Even a closure for one season will prove catastrophic to the Trent team, Hall says, because the two years of data they’ve already collected at the ELA in preparation for their study will have to be thrown out if they can’t continue their project this summer. And that means $800,000 in federal government funding has been wasted.
Of course, if wasting money was really a concern, the government wouldn’t be closing the facility so rapidly.
The bulk of the ELA’s budget goes to the salaries of the scientists who work there.

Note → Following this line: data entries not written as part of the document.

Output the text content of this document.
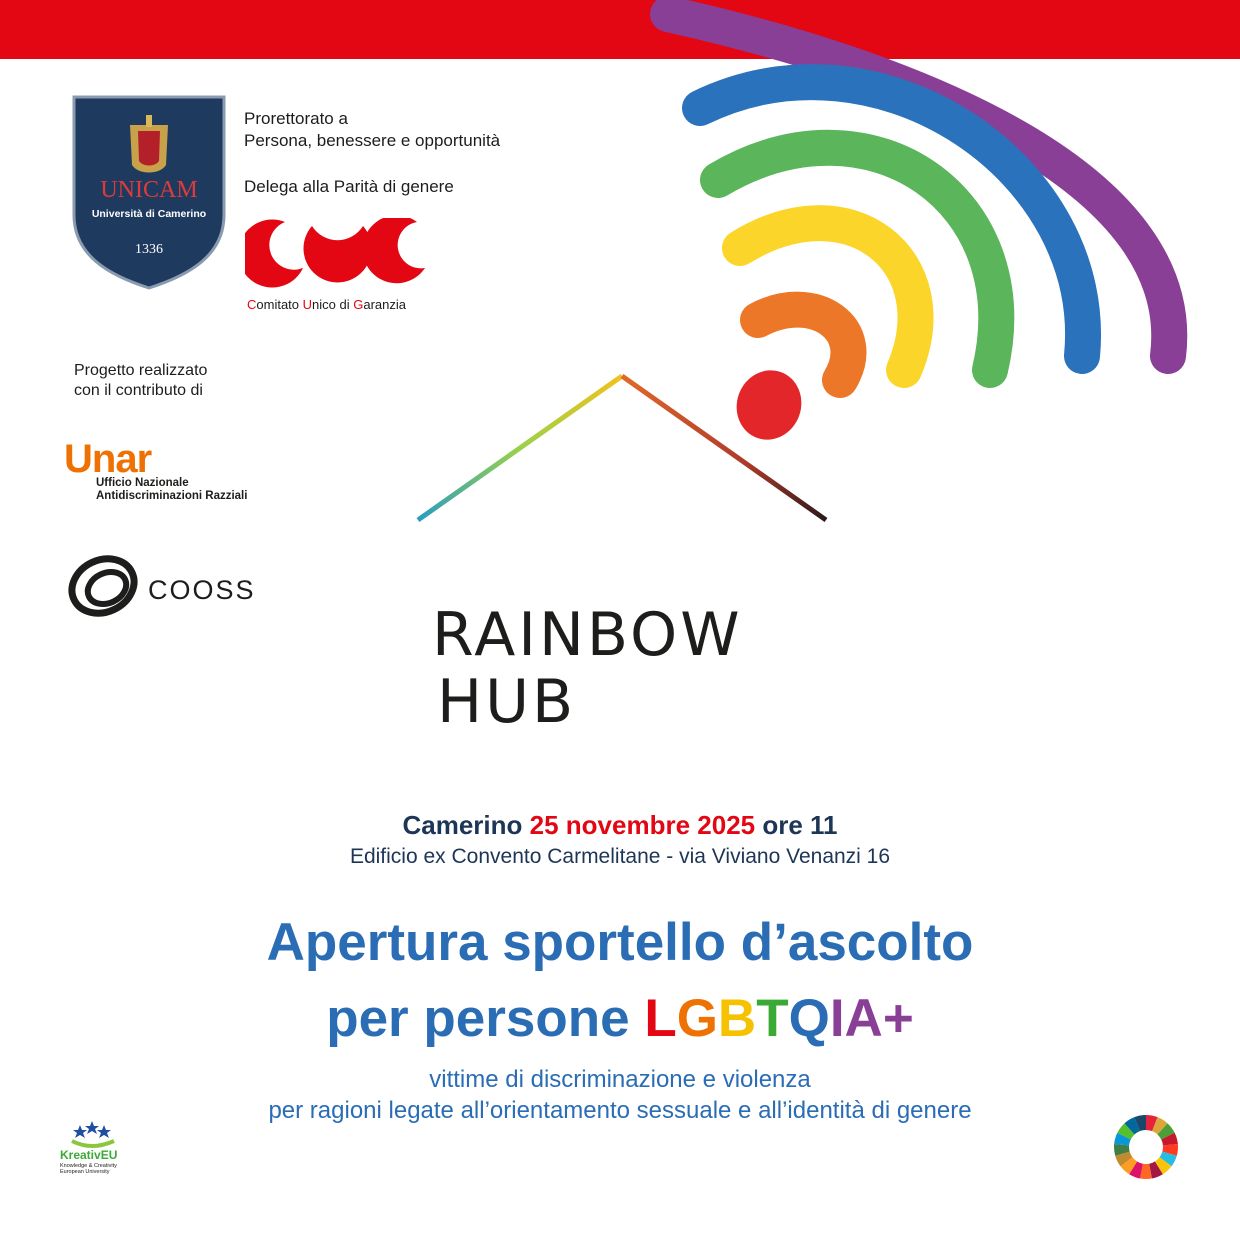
UNICAM
Università di Camerino
1336
Prorettorato a
Persona, benessere e opportunità
Delega alla Parità di genere
Comitato Unico di Garanzia
Progetto realizzato
con il contributo di
Unar
Ufficio Nazionale
Antidiscriminazioni Razziali
COOSS
RAINBOW
HUB
Camerino 25 novembre 2025 ore 11
Edificio ex Convento Carmelitane - via Viviano Venanzi 16
Apertura sportello d’ascolto
per persone LGBTQIA+
vittime di discriminazione e violenza
per ragioni legate all’orientamento sessuale e all’identità di genere
KreativEU
Knowledge & Creativity
European University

And while those scientist have already been informed that their work at the facility is coming to an end, they still have four more months to decide whether to stay working within the Department of Fisheries and Oceans, take a buy-out package or continue working in their current job for another year despite the ELA closure.
In other words, according to Hall, “The government is on the hook for their salaries until at least the middle of July or possibly a year from July.
“So the government is paying the salaries of the scientists this summer regardless of what happens. They’re going to have scientists sitting in Winnipeg being paid and the ELA sitting idle, and they’re not going to be doing anything.
“This whole thing is ridiculous.”
Saving money by paying people to not do their job. It’s the kind of accounting that can only make sense on some kind of hyperdimensional ledger unfettered by our earthly mathematics.
You know, I kind of hope this joke about Harper and his cabinet being a bunch of invading aliens turns out to be true.
Because based on the way they’ve handled the ELA — not to mention all their other science assets — the alternative is that they’re idiots.